Für den Abend hat mich Bella zum Bougna-Essen, einem wirklich sehr köstlichen nationalen Gericht, vergattert. Mit den drei anderen Gästen hier, habe ich wenigstens ein bisschen Ansprache gefunden. So richtig unterhalten ohne Sprachkenntnisse kann man sich ja nicht. Aber wir haben Uno gespielt und das ist wenigstens international.

Ohne Auto bleibt man im Nichts gefangen

Im Austausch über die Dinge, die man hier auf der Insel machen kann, wurde mir sofort klar, dass ich ohne Mietauto hier gar nichts machen kann. Die drei Uno-spielenden Franzosen haben mir angeboten, mich am nächsten Tag in die Hauptstadt mitzunehmen, damit ich ein Auto mieten kann. Das war wenigstens ein kleiner Lichtblick, dem Nichts irgendwie doch noch zu entkommen.

Ohne Internet im Nichts

Auch wenn das eh nichts Neues ist, ohne Internet fühle ich mich von meinen Freunden voll abgeschnitten.
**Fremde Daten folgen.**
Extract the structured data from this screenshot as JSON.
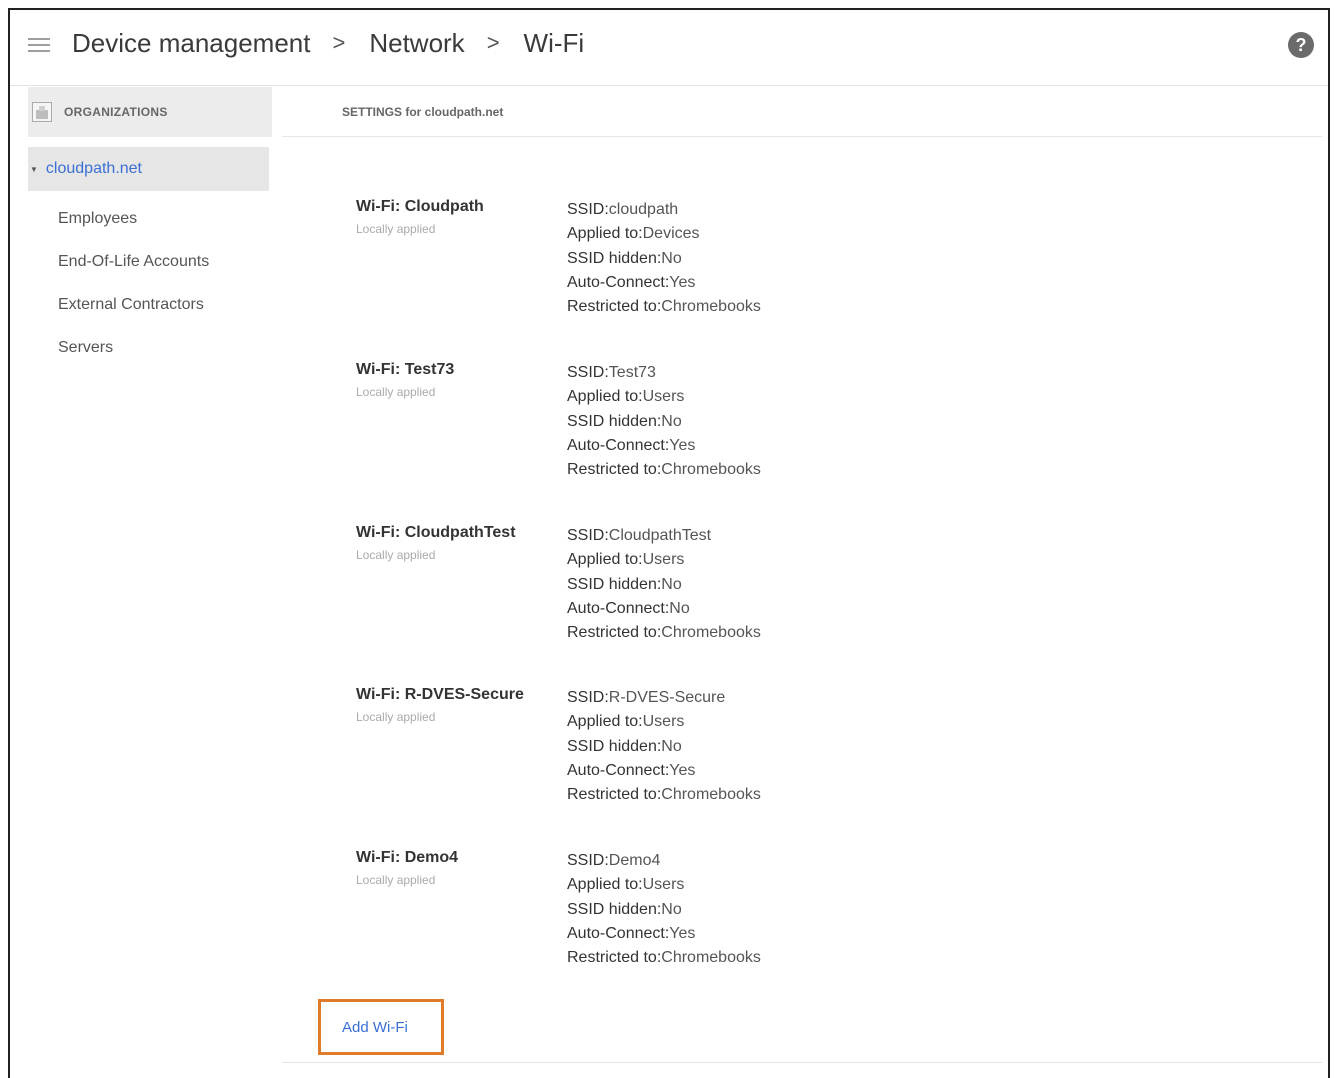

Aber hier, wo es nicht einmal Strom in der Hütte gibt, fehlt mir das Internet gleich noch viel mehr. Nicht einmal eine Kommunikation ist aus dem Nichts heraus möglich. Das macht mich wirklich sehr, sehr unrund.

Die einzige Möglichkeit dem Nichts ein Ende zu machen, ist es zeitig schlafen zu gehen. Ich weiß gar nicht, wann ich das letzte Mal weit vor Mitternacht ins Bett gegangen bin. Jedenfalls bin ich grübelnd, wie ich dieser Einsamkeit entkommen kann, rasch eingeschlafen und habe erstaunlich gut geschlafen. Die Matratze ist komfortabler als so manche Aufklappcouch in Noumea.